Is it safe to use AI browsers like ChatGPT Atlas and Perplexity Comet? Researchers warn of major security vulnerability

The age of agentic AI-enabled browsers is here, with Perplexity’s Comet and OpenAI’s ChatGPT Atlas leading the charge, while others like Opera Neon and The Browser Company’s Dia are also in the race. However, the new technology also brings with it a fresh set of security challenges, and some of them were uncovered in a recent report.

​Notably, a big part of Comet and Atlas’s appeal is that they can complete multi-step actions on behalf of the user. However, Brave, the Chromium-based browser, has been vocal about the security threats that the so-called agentic AI browsers could propagate.

​In an earlier report, Brave researchers had exposed a security vulnerability in Comet that allowed malicious websites to hijack the browser’s AI assistant and perform unauthorized tasks.

​Brave researchers have exposed severe prompt injection vulnerabilities in Perplexity’s AI browser, Comet.

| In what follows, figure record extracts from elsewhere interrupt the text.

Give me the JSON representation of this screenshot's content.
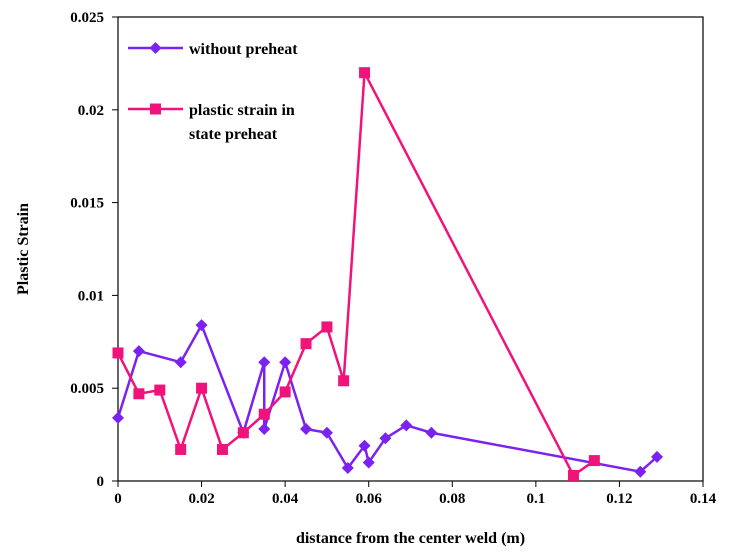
{
  "chart_data": {
    "type": "line",
    "title": "",
    "xlabel": "distance from the center weld (m)",
    "ylabel": "Plastic Strain",
    "xlim": [
      0,
      0.14
    ],
    "ylim": [
      0,
      0.025
    ],
    "x_ticks": [
      0,
      0.02,
      0.04,
      0.06,
      0.08,
      0.1,
      0.12,
      0.14
    ],
    "x_tick_labels": [
      "0",
      "0.02",
      "0.04",
      "0.06",
      "0.08",
      "0.1",
      "0.12",
      "0.14"
    ],
    "y_ticks": [
      0,
      0.005,
      0.01,
      0.015,
      0.02,
      0.025
    ],
    "y_tick_labels": [
      "0",
      "0.005",
      "0.01",
      "0.015",
      "0.02",
      "0.025"
    ],
    "grid": false,
    "legend_position": "top-left",
    "series": [
      {
        "name": "without preheat",
        "color": "#7B22F0",
        "marker": "diamond",
        "x": [
          0,
          0.005,
          0.015,
          0.02,
          0.03,
          0.035,
          0.035,
          0.04,
          0.045,
          0.05,
          0.055,
          0.059,
          0.06,
          0.064,
          0.069,
          0.075,
          0.125,
          0.129
        ],
        "y": [
          0.0034,
          0.007,
          0.0064,
          0.0084,
          0.0026,
          0.0064,
          0.0028,
          0.0064,
          0.0028,
          0.0026,
          0.0007,
          0.0019,
          0.001,
          0.0023,
          0.003,
          0.0026,
          0.0005,
          0.0013
        ]
      },
      {
        "name": "plastic strain in state preheat",
        "legend_lines": [
          "plastic strain in",
          "state preheat"
        ],
        "color": "#F0147A",
        "marker": "square",
        "x": [
          0,
          0.005,
          0.01,
          0.015,
          0.02,
          0.025,
          0.03,
          0.035,
          0.04,
          0.045,
          0.05,
          0.054,
          0.059,
          0.109,
          0.114
        ],
        "y": [
          0.0069,
          0.0047,
          0.0049,
          0.0017,
          0.005,
          0.0017,
          0.0026,
          0.0036,
          0.0048,
          0.0074,
          0.0083,
          0.0054,
          0.022,
          0.0003,
          0.0011
        ]
      }
    ]
  }
}
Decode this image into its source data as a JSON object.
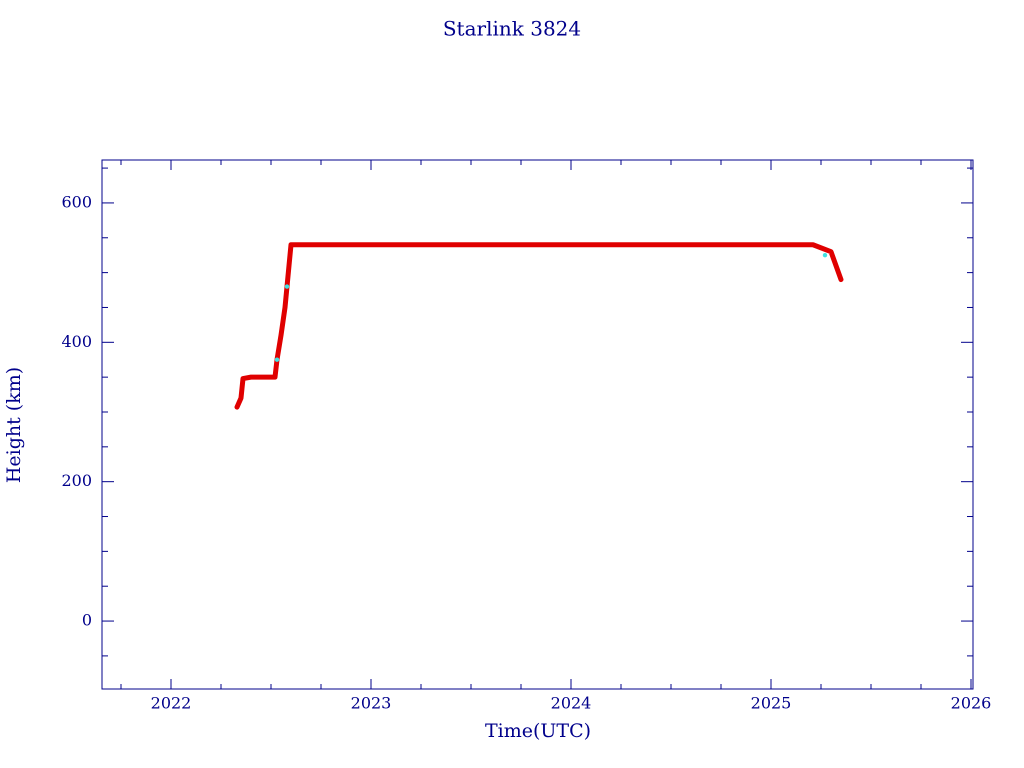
{
  "chart_data": {
    "type": "line",
    "title": "Starlink 3824",
    "xlabel": "Time(UTC)",
    "ylabel": "Height (km)",
    "xlim": [
      2021.655,
      2026.01
    ],
    "ylim": [
      -97.5,
      661.6
    ],
    "xticks": [
      2022,
      2023,
      2024,
      2025,
      2026
    ],
    "xminorticks": [
      2021.75,
      2022.25,
      2022.5,
      2022.75,
      2023.25,
      2023.5,
      2023.75,
      2024.25,
      2024.5,
      2024.75,
      2025.25,
      2025.5,
      2025.75
    ],
    "yticks": [
      0,
      200,
      400,
      600
    ],
    "yminorticks": [
      -50,
      50,
      100,
      150,
      250,
      300,
      350,
      450,
      500,
      550,
      650
    ],
    "axis_color": "#00008b",
    "series": [
      {
        "color": "#e00000",
        "x": [
          2022.33,
          2022.35,
          2022.36,
          2022.4,
          2022.52,
          2022.53,
          2022.55,
          2022.57,
          2022.59,
          2022.6,
          2025.21,
          2025.3,
          2025.35
        ],
        "values": [
          307,
          320,
          348,
          350,
          350,
          375,
          410,
          450,
          510,
          540,
          540,
          530,
          490
        ]
      },
      {
        "color": "#40e0e0",
        "x": [
          2022.53,
          2022.58,
          2025.27
        ],
        "values": [
          375,
          480,
          525
        ]
      }
    ]
  }
}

The security flaw could allow malicious websites to hijack the browser’s AI assistant and perform unauthorized actions with the user’s logged-in privileges via a technique called ‘Indirect prompt injection.’

​This technique involves the hacker embedding hidden commands within the webpage or social media comment or image, which the AI takes up as the command from the user.

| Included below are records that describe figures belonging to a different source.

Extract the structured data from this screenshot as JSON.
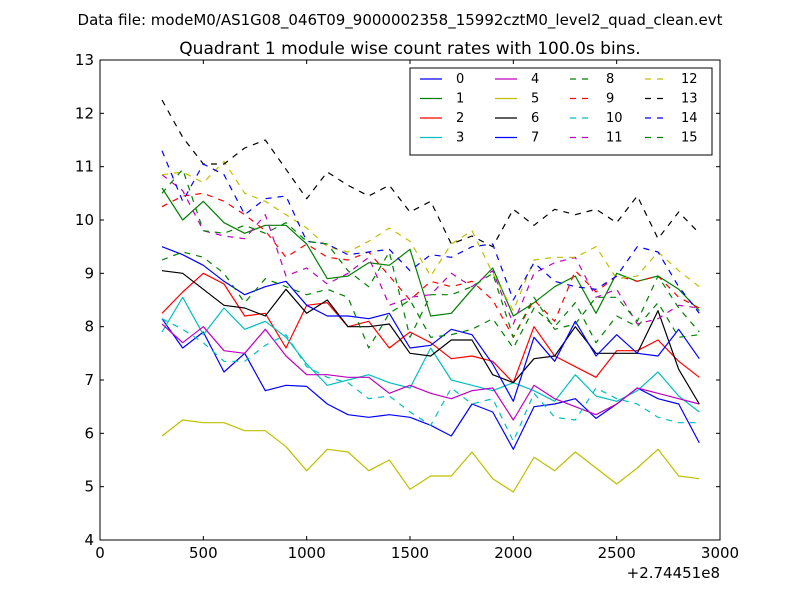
{
  "suptitle": "Data file: modeM0/AS1G08_046T09_9000002358_15992cztM0_level2_quad_clean.evt",
  "chart_data": {
    "type": "line",
    "title": "Quadrant 1 module wise count rates with 100.0s bins.",
    "xlabel": "",
    "ylabel": "",
    "x_offset_label": "+2.74451e8",
    "xlim": [
      0,
      3000
    ],
    "ylim": [
      4,
      13
    ],
    "xticks": [
      0,
      500,
      1000,
      1500,
      2000,
      2500,
      3000
    ],
    "yticks": [
      4,
      5,
      6,
      7,
      8,
      9,
      10,
      11,
      12,
      13
    ],
    "legend_position": "top-right",
    "x": [
      300,
      400,
      500,
      600,
      700,
      800,
      900,
      1000,
      1100,
      1200,
      1300,
      1400,
      1500,
      1600,
      1700,
      1800,
      1900,
      2000,
      2100,
      2200,
      2300,
      2400,
      2500,
      2600,
      2700,
      2800,
      2900
    ],
    "series": [
      {
        "name": "0",
        "color": "#0000ff",
        "dash": "solid",
        "values": [
          8.15,
          7.6,
          7.9,
          7.15,
          7.5,
          6.8,
          6.9,
          6.88,
          6.55,
          6.35,
          6.3,
          6.35,
          6.3,
          6.15,
          5.95,
          6.55,
          6.4,
          5.7,
          6.5,
          6.55,
          6.65,
          6.28,
          6.55,
          6.85,
          6.65,
          6.55,
          5.82
        ]
      },
      {
        "name": "1",
        "color": "#008000",
        "dash": "solid",
        "values": [
          10.6,
          10.0,
          10.35,
          9.95,
          9.75,
          9.9,
          9.9,
          9.55,
          8.9,
          8.95,
          9.2,
          9.15,
          9.45,
          8.2,
          8.25,
          8.7,
          9.1,
          8.2,
          8.45,
          8.75,
          8.95,
          8.25,
          9.0,
          8.85,
          8.95,
          8.7,
          8.3
        ]
      },
      {
        "name": "2",
        "color": "#ff0000",
        "dash": "solid",
        "values": [
          8.25,
          8.65,
          9.0,
          8.8,
          8.2,
          8.25,
          7.6,
          8.4,
          8.45,
          8.0,
          8.1,
          7.6,
          7.9,
          7.7,
          7.4,
          7.45,
          7.35,
          6.95,
          8.0,
          7.45,
          7.25,
          7.05,
          7.55,
          7.55,
          7.75,
          7.35,
          7.05
        ]
      },
      {
        "name": "3",
        "color": "#00bfbf",
        "dash": "solid",
        "values": [
          7.9,
          8.55,
          7.85,
          8.35,
          7.95,
          8.1,
          7.8,
          7.3,
          6.9,
          7.0,
          7.1,
          6.95,
          6.85,
          7.6,
          7.0,
          6.9,
          6.8,
          6.95,
          6.8,
          6.6,
          7.1,
          6.7,
          6.6,
          6.8,
          7.15,
          6.7,
          6.4
        ]
      },
      {
        "name": "4",
        "color": "#bf00bf",
        "dash": "solid",
        "values": [
          8.05,
          7.7,
          8.0,
          7.55,
          7.5,
          7.95,
          7.45,
          7.1,
          7.1,
          7.05,
          7.05,
          6.75,
          6.9,
          6.75,
          6.65,
          6.8,
          6.85,
          6.25,
          6.9,
          6.65,
          6.5,
          6.35,
          6.55,
          6.85,
          6.75,
          6.65,
          6.55
        ]
      },
      {
        "name": "5",
        "color": "#bfbf00",
        "dash": "solid",
        "values": [
          5.95,
          6.25,
          6.2,
          6.2,
          6.05,
          6.05,
          5.75,
          5.3,
          5.7,
          5.65,
          5.3,
          5.5,
          4.95,
          5.2,
          5.2,
          5.65,
          5.15,
          4.9,
          5.55,
          5.3,
          5.65,
          5.35,
          5.05,
          5.35,
          5.7,
          5.2,
          5.15
        ]
      },
      {
        "name": "6",
        "color": "#000000",
        "dash": "solid",
        "values": [
          9.05,
          9.0,
          8.7,
          8.4,
          8.35,
          8.2,
          8.7,
          8.25,
          8.5,
          8.0,
          8.0,
          8.05,
          7.5,
          7.45,
          7.75,
          7.75,
          7.1,
          6.95,
          7.4,
          7.45,
          8.0,
          7.5,
          7.5,
          7.5,
          8.3,
          7.2,
          6.55
        ]
      },
      {
        "name": "7",
        "color": "#0000ff",
        "dash": "solid",
        "values": [
          9.5,
          9.35,
          9.15,
          8.85,
          8.6,
          8.75,
          8.85,
          8.4,
          8.2,
          8.2,
          8.15,
          8.25,
          7.6,
          7.65,
          7.95,
          7.85,
          7.3,
          6.6,
          7.8,
          7.35,
          8.1,
          7.45,
          7.85,
          7.5,
          7.45,
          7.95,
          7.4
        ]
      },
      {
        "name": "8",
        "color": "#008000",
        "dash": "dashed",
        "values": [
          9.25,
          9.4,
          9.3,
          9.0,
          8.45,
          8.9,
          8.75,
          8.6,
          8.7,
          8.55,
          7.6,
          8.25,
          8.5,
          7.8,
          7.85,
          7.95,
          8.15,
          7.6,
          8.35,
          8.0,
          8.45,
          7.7,
          8.2,
          8.0,
          8.45,
          7.8,
          7.85
        ]
      },
      {
        "name": "9",
        "color": "#ff0000",
        "dash": "dashed",
        "values": [
          10.25,
          10.45,
          10.5,
          10.35,
          10.1,
          9.8,
          9.3,
          9.55,
          9.3,
          9.25,
          9.4,
          8.95,
          8.5,
          8.85,
          8.75,
          8.85,
          8.5,
          7.8,
          8.5,
          8.1,
          9.05,
          8.65,
          8.95,
          8.85,
          8.95,
          8.55,
          8.35
        ]
      },
      {
        "name": "10",
        "color": "#00bfbf",
        "dash": "dashed",
        "values": [
          8.15,
          7.95,
          7.7,
          7.35,
          7.35,
          7.65,
          7.85,
          7.25,
          7.05,
          6.95,
          6.65,
          6.7,
          6.4,
          6.15,
          6.85,
          6.55,
          6.65,
          5.85,
          6.75,
          6.3,
          6.25,
          6.85,
          6.65,
          6.55,
          6.3,
          6.2,
          6.2
        ]
      },
      {
        "name": "11",
        "color": "#bf00bf",
        "dash": "dashed",
        "values": [
          10.85,
          10.55,
          9.8,
          9.7,
          9.65,
          10.1,
          8.95,
          9.1,
          8.8,
          9.0,
          9.3,
          8.4,
          8.55,
          8.6,
          9.0,
          8.75,
          9.05,
          8.05,
          9.0,
          9.2,
          9.3,
          8.55,
          8.7,
          8.05,
          8.15,
          8.4,
          8.35
        ]
      },
      {
        "name": "12",
        "color": "#bfbf00",
        "dash": "dashed",
        "values": [
          10.85,
          10.9,
          10.7,
          11.1,
          10.5,
          10.35,
          10.1,
          9.85,
          9.5,
          9.4,
          9.6,
          9.85,
          9.6,
          8.95,
          9.55,
          9.8,
          9.0,
          8.3,
          9.25,
          9.3,
          9.3,
          9.5,
          8.9,
          8.95,
          9.4,
          9.05,
          8.75
        ]
      },
      {
        "name": "13",
        "color": "#000000",
        "dash": "dashed",
        "values": [
          12.25,
          11.55,
          11.05,
          11.05,
          11.35,
          11.5,
          10.95,
          10.4,
          10.9,
          10.65,
          10.45,
          10.65,
          10.15,
          10.35,
          9.55,
          9.7,
          9.5,
          10.2,
          9.9,
          10.2,
          10.1,
          10.2,
          9.95,
          10.45,
          9.65,
          10.15,
          9.75
        ]
      },
      {
        "name": "14",
        "color": "#0000ff",
        "dash": "dashed",
        "values": [
          11.3,
          10.35,
          11.05,
          10.85,
          10.1,
          10.4,
          10.45,
          9.6,
          9.55,
          9.35,
          9.4,
          9.45,
          9.05,
          9.35,
          9.3,
          9.5,
          9.55,
          8.5,
          9.2,
          8.85,
          8.75,
          8.7,
          8.95,
          9.5,
          9.4,
          8.75,
          8.25
        ]
      },
      {
        "name": "15",
        "color": "#008000",
        "dash": "dashed",
        "values": [
          10.5,
          10.95,
          9.8,
          9.75,
          9.9,
          9.75,
          9.95,
          9.6,
          9.55,
          9.05,
          8.75,
          9.4,
          7.8,
          8.6,
          8.6,
          8.75,
          9.0,
          7.8,
          8.55,
          7.95,
          8.05,
          8.55,
          8.55,
          8.1,
          8.95,
          8.35,
          7.9
        ]
      }
    ]
  }
}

​Brave once again sounds alarm about agentic browsers

​In its latest blog post, Brave once again talked about the security vulnerabilities found in the Comet assistant that allows attackers to inject a prompt and get the assistant to do tasks which the user did not intend.

​The report says that Comet allows users to take screenshots of websites and ask questions about those images, but attackers are now injecting prompts by embedding the malicious instructions as nearly invisible text within the image.

​“An attacker embeds malicious instructions in Web content that are hard to see for humans. In our attack, we were able to hide prompt injection instructions in images using a faint light blue text on a yellow background. This means that the malicious instructions are effectively hidden from the user,” Brave explained in its blog post.

​The AI assistant then extracts the text from the screenshot, and the injected command instructs it to use browser tools maliciously.

​The researchers were also able to bypass the security parameters of another agentic AI browser called Felou. They found that asking the browser to go to a website causes it to send the website’s content to its LLM. Eventually, the AI ends up sending both the user command and the malicious command on the webpage to the LLM, which instructs the AI to use browser tools maliciously.

​”The security vulnerability we found in Perplexity’s Comet browser this summer is not an isolated issue. Indirect prompt injections are a systemic problem facing Comet and other AI-powered browsers,” Brave warned in a social media post.

​OpenAI was also well aware about the risks of agentic AI-based browsers as it launched Atlas on Tuesday.

​“Despite all of the power and awesome capabilities that you get with sharing your browser with ChatGPT, that also poses an entirely new set of risks,” an OpenAI employee admitted during the Atlas live-stream.

​While the ChatGPT maker says Atlas can not access other data on the computer except the browser tabs, the company did not clarify how its browser is better protected against prompt injections. Some users on social media have also begun claiming that Atlas is also vulnerable to prompt injections, similar to Comet.